You don't need to be a tourist to know how expensive it is to rent a hotel room in New York City. Those sky-high hotel prices have refueled a cottage industry. Apartment owners are looking to cash in, too, by renting out their places for short-term stays. But there's one big problem: it is illegal and potentially dangerous.
On any given day, illegal hotel operators accept visitors from around the world into their rooms at the fraction of the price of what it costs to stay in better known hotels. We don't know exactly how many short-term room rental businesses are operating in the city, but we do know they are illegal. And there a lot of them.
"It feels unsafe you never know who is in the building," said a concerned West Side tenant.
"They leave front door open... they don't care," added another worried tenant.
A quick search of websites dedicated to renting out rooms -- like Airbnb , HomeAway and Craigslist -- show thousands and thousands of residential rooms available. It was all supposed to stop in May 2011 when New York State made short-term rentals against the law. But a Fox 5 investigation revealed the problem has not stopped. In fact, some say it has become even worse.
A building employee on Driggs Avenue in Brooklyn openly admitted he hands out keys for short stays, usually just for a few days at a time. He told Fox 5 his boss owns 20 other buildings that all operate the same way
"The main difference between here and hotel is we don't charge you for the Internet and (we) give you (a) kitchen," he added.
One big difference he failed to mention: it's also illegal, just like New York Guest Services in Midtown Manhattan which acts as a clearing house for dozens and dozens of units around the city.

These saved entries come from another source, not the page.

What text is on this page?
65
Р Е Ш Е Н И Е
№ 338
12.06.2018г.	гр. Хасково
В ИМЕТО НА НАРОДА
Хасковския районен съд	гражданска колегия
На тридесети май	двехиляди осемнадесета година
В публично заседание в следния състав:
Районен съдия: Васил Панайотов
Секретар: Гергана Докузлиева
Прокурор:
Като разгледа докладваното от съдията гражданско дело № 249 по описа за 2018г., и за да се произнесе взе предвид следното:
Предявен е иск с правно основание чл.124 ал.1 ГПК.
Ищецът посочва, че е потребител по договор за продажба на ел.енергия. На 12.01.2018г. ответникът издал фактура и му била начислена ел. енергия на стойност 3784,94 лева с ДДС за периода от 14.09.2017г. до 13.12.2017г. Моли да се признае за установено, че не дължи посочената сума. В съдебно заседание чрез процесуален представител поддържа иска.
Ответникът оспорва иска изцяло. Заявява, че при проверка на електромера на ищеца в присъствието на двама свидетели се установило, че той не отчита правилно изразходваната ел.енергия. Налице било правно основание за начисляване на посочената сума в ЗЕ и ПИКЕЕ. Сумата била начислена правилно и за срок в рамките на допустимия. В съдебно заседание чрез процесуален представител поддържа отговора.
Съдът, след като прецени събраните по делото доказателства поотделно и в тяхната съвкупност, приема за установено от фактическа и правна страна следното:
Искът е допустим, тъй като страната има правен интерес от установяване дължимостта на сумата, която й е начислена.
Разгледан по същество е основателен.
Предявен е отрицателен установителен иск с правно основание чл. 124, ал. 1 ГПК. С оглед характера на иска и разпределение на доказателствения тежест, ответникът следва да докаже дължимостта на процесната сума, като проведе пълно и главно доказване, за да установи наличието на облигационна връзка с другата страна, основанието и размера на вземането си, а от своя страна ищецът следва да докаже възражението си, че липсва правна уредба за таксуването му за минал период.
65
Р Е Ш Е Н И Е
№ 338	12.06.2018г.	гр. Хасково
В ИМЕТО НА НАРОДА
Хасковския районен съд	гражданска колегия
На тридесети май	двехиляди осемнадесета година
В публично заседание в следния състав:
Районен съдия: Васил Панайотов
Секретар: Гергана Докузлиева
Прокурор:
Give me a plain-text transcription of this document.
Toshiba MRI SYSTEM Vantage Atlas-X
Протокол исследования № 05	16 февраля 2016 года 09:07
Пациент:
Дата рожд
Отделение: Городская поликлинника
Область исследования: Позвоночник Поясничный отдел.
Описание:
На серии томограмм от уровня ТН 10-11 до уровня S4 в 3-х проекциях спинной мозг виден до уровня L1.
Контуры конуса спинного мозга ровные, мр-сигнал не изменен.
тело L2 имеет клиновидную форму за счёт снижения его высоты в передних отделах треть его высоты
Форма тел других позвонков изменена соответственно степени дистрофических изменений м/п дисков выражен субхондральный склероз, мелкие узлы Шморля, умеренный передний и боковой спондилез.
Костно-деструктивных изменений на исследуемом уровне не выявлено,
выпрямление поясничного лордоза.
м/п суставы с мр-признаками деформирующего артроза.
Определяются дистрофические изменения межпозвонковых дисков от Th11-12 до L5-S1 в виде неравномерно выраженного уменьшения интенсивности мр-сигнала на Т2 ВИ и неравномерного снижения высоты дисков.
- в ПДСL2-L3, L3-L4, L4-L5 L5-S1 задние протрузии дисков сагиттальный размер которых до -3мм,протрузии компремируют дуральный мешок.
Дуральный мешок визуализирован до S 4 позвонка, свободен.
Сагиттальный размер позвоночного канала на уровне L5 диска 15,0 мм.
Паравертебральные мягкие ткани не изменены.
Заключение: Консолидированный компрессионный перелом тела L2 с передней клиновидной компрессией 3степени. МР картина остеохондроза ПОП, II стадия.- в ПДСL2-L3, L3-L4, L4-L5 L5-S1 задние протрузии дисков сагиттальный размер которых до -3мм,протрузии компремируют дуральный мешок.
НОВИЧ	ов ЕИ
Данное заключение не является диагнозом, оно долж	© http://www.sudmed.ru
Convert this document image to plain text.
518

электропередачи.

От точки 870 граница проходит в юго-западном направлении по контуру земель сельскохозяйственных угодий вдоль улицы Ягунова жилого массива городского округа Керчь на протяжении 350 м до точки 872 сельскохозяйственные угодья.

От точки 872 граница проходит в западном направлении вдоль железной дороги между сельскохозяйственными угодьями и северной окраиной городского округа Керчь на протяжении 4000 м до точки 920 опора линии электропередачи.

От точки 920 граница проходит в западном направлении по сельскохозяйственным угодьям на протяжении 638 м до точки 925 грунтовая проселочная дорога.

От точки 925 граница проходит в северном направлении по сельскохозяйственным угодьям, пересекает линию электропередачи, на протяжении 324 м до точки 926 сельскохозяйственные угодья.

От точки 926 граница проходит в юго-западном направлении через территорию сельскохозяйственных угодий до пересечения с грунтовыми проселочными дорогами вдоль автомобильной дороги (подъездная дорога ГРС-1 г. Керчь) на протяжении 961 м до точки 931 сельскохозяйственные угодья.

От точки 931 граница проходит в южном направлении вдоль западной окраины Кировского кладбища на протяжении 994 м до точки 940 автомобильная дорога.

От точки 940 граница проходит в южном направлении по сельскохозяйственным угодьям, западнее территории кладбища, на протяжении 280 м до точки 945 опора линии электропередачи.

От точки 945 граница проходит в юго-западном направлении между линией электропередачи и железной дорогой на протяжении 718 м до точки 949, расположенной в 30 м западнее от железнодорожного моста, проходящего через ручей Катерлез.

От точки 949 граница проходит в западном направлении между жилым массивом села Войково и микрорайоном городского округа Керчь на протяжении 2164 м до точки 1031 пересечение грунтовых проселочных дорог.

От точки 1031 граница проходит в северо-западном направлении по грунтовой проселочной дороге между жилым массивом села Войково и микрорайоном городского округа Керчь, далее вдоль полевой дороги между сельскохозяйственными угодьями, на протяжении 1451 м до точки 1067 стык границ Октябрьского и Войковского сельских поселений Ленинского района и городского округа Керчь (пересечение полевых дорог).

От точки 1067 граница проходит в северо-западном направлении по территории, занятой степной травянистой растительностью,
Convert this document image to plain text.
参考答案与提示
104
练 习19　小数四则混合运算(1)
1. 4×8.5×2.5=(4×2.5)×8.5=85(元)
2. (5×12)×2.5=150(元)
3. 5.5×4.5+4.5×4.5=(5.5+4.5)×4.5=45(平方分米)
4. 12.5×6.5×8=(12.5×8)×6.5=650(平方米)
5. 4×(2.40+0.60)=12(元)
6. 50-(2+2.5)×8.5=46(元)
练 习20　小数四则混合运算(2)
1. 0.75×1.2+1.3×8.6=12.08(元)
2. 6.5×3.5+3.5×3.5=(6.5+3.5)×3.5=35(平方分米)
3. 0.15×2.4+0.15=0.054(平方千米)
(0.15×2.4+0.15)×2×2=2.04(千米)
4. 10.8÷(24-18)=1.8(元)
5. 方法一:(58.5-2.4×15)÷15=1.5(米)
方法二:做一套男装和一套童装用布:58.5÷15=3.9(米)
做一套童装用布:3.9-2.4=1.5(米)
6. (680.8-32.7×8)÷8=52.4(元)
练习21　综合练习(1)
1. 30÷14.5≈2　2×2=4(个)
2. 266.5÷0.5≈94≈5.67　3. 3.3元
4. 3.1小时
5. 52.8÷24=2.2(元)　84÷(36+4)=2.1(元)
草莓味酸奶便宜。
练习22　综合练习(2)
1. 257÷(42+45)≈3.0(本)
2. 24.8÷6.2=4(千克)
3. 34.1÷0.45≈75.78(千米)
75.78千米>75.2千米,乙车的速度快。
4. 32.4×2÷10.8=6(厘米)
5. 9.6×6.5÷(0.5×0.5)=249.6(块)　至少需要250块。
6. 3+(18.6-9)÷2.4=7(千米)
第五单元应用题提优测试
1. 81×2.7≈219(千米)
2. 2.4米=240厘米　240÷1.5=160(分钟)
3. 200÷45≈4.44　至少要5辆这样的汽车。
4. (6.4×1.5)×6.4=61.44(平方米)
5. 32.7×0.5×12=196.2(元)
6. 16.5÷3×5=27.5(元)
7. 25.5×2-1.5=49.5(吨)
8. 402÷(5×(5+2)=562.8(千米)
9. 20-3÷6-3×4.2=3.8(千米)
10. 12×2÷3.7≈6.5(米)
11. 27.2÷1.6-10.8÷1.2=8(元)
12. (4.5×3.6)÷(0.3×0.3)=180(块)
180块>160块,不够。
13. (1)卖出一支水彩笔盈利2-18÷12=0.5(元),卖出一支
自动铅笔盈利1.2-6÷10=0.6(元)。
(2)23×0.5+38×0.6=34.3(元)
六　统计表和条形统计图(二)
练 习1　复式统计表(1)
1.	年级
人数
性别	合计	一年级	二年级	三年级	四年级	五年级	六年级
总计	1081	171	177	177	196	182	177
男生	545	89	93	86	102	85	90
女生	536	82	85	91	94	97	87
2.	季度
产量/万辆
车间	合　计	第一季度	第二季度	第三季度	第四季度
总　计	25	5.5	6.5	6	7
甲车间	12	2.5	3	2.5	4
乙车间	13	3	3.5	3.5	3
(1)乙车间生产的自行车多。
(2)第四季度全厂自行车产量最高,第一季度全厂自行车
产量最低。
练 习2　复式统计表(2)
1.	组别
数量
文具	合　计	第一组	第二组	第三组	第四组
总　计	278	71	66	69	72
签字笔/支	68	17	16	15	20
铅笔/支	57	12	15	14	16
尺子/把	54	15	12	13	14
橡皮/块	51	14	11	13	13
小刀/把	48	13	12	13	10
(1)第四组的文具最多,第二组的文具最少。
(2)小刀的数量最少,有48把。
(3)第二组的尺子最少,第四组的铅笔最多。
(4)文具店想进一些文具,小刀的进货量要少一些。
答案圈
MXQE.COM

There, Fox 5 found hundreds of room keys lining the wooden cabinets; in a makeshift linen room, there were more sheets and pillows than you can count.
New York Guest Services sent us to a one-bedroom Midtown apartment; it could accommodate at least six people with two Murphy beds and a pull-out couch.
Fox 5 found illegal hotel rooms listed for as low as $29 per night compared with the Hilton New York Midtown at $279 a night.
The Mayor's Office of Special Enforcement is tasked with trying to get the problem under control; it has handed out 1,700 citations and issued 50 vacates since the law was enacted back in May.
None of the owners of the buildings we visited wanted to talk to Fox 5, including New York Guest Services.